Leonard Sweet recently did a video with The Work of the People. Len laments the fact that our churches has been known to whack down right-brained, creative people — the artists. Fittingly, the video is entitled Bastions of Boredom. Is there anything we can learn from this? Can we move to more embracing ways of being the Church in this world?
What does this opinion have to teach those who are not part of the church, but still believe in Christ? How does this re-orient their modes of being in the world?
Enjoy the video! This is just a preview — full-length videos can be downloaded from the TWOTP website. Feel free to leave your thoughts as a comment below. Let’s start a discussion…
I’ve met Len in person on more than one occasion. He’s the same guy in person that you’d meet in his books, or on the stages he teaches from. A quality that you don’t always find in leaders, especially those of this magnitude…

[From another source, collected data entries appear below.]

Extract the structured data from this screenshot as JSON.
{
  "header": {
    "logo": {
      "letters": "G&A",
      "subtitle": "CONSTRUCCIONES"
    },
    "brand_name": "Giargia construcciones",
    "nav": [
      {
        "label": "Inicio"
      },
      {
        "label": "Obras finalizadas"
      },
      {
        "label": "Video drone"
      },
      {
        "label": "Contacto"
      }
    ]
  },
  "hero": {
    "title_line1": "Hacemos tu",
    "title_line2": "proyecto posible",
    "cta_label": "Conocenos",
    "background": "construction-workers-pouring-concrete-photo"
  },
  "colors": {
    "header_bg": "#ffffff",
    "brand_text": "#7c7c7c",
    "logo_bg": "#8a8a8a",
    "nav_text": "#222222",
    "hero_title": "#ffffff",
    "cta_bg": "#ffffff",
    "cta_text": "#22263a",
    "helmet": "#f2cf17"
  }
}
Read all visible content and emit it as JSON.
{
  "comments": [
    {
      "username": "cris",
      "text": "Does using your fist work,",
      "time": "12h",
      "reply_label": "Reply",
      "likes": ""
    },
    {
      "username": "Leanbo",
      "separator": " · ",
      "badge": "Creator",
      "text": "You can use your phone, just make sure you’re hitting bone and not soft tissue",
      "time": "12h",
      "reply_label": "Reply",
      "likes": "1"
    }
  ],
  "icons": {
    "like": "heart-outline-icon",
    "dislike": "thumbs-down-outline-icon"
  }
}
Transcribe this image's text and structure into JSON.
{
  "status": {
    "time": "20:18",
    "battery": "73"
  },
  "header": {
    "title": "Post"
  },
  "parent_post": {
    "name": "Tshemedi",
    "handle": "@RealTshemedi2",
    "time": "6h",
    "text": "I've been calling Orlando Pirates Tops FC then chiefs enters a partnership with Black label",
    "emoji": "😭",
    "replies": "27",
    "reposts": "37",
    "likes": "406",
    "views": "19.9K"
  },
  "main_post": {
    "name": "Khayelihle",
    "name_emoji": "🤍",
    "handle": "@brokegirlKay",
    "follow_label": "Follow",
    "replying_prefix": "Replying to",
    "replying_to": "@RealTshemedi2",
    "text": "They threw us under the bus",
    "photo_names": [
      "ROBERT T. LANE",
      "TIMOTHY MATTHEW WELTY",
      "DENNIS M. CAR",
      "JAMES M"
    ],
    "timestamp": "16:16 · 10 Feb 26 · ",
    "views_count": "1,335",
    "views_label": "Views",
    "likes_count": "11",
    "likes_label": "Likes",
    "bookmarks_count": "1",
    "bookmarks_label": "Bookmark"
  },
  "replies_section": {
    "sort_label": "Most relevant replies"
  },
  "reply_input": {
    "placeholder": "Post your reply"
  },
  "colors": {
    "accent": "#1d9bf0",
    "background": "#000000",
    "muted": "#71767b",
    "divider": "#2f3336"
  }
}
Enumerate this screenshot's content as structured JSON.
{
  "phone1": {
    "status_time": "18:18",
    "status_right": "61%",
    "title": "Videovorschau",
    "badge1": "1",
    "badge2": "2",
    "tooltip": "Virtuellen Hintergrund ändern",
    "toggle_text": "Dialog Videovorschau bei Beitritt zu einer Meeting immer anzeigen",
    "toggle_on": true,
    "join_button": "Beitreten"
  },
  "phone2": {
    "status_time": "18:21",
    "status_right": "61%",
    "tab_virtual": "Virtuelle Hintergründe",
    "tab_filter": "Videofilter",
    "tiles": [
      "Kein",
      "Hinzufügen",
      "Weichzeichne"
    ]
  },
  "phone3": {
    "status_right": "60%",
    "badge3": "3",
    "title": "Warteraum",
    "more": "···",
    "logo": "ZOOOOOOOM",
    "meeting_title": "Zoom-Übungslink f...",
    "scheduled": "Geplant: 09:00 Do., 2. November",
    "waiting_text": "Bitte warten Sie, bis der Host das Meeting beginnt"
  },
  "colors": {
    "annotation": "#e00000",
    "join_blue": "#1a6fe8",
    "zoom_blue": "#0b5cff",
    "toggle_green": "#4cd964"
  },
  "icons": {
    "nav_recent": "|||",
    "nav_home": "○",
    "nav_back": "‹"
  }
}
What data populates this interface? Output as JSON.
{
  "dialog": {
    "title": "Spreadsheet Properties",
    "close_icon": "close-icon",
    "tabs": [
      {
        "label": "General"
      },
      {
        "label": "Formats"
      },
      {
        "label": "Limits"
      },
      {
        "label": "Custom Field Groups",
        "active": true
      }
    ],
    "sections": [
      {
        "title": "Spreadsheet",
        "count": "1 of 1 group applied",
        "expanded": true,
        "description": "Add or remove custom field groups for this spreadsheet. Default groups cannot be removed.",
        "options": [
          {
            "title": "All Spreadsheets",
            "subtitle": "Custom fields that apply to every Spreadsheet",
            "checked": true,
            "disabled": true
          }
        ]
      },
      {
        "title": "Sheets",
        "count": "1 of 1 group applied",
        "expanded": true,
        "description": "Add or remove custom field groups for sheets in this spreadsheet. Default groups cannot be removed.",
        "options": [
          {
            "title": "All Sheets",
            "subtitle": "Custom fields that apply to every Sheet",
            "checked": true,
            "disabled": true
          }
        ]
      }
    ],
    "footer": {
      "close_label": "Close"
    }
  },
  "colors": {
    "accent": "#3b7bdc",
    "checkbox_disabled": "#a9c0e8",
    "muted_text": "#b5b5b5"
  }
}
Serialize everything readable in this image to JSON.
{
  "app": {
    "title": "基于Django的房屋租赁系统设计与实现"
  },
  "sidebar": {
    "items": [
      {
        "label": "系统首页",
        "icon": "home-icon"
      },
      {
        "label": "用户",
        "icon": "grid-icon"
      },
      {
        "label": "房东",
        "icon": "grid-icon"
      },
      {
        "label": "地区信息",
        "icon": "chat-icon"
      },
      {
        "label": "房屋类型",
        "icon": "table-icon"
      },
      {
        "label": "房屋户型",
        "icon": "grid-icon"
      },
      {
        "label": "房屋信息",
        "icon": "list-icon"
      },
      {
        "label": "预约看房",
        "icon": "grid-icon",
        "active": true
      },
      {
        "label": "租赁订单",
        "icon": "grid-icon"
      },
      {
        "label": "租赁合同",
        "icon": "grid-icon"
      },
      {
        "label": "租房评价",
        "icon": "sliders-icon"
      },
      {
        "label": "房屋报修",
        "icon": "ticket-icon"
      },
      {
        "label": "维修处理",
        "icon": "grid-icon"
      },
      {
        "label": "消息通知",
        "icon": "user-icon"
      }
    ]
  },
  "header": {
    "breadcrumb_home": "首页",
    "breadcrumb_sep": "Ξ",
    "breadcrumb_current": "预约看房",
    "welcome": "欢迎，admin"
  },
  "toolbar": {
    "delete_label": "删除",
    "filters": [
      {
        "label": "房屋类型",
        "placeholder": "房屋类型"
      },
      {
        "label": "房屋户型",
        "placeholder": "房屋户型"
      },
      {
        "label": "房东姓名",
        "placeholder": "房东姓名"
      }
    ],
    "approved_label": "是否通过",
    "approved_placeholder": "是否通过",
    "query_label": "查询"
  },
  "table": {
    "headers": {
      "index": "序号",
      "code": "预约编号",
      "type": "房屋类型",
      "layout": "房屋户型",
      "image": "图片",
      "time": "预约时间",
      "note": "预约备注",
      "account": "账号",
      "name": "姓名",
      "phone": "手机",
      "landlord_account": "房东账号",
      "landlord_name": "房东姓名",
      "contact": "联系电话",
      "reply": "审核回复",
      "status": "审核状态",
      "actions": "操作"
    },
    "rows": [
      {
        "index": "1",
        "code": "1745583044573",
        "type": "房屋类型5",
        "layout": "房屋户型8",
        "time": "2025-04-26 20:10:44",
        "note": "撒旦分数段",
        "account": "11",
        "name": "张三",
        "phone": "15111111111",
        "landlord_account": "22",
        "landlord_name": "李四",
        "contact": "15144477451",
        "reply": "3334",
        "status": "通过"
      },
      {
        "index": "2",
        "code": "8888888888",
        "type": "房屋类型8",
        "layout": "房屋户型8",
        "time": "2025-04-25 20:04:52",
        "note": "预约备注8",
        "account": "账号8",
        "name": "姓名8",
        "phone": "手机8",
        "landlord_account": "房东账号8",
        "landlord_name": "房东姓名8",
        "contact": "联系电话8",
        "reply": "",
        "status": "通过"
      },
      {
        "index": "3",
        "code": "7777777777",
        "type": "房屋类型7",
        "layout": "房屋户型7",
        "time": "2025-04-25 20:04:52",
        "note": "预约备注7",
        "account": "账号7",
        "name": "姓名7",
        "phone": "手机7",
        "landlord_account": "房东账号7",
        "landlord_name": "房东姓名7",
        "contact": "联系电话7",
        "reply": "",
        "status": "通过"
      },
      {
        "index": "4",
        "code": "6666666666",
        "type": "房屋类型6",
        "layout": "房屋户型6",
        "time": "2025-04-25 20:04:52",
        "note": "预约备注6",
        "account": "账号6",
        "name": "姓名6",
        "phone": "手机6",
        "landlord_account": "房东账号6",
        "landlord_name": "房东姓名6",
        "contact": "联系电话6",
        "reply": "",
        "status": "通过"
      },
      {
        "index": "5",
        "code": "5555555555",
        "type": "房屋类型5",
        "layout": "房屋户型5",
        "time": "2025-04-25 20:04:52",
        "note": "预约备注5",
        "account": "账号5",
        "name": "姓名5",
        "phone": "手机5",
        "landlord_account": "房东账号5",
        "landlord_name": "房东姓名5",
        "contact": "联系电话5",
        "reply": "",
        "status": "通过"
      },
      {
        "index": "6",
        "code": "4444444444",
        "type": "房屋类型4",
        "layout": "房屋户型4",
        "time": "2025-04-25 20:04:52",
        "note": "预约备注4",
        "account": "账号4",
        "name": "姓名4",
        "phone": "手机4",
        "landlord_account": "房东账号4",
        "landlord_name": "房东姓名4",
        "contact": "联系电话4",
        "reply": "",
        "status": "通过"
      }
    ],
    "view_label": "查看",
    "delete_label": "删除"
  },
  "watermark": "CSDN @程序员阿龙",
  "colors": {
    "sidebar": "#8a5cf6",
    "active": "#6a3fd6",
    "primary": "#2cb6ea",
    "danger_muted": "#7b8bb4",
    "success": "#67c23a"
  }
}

About Leonard Sweet: Author of more than two hundred articles, over twelve hundred published sermons, and dozens of books, Len is the primary contributor (along with his wife Karen Elizabeth Rennie) to the web-based preaching resource, sermons.com. For nine years he and his wife wrote Homiletics, which became under their watch the premier preaching resource in North America.
Len is increasingly being asked to lecture around the world, and has spoken in Taiwan, Hong Kong, Australia, New Zealand, Canada, Brazil, England, Wales, South Africa, South Korea, Iceland, Scotland, and most recently, China, Indonesia, and Latvia.
The Work of the People is a community of artists who create visual media for the church to re-orient God’s people around Jesus’ good news and mission to make all things new. They are a community of artists, storytellers, filmmakers, poets and theologians. Their work is to tell the story we share and to ask poignant questions through film, literature, art and music. They confess that we are created in the image of God and fulfill our calling by creating and recreating to the glory of God.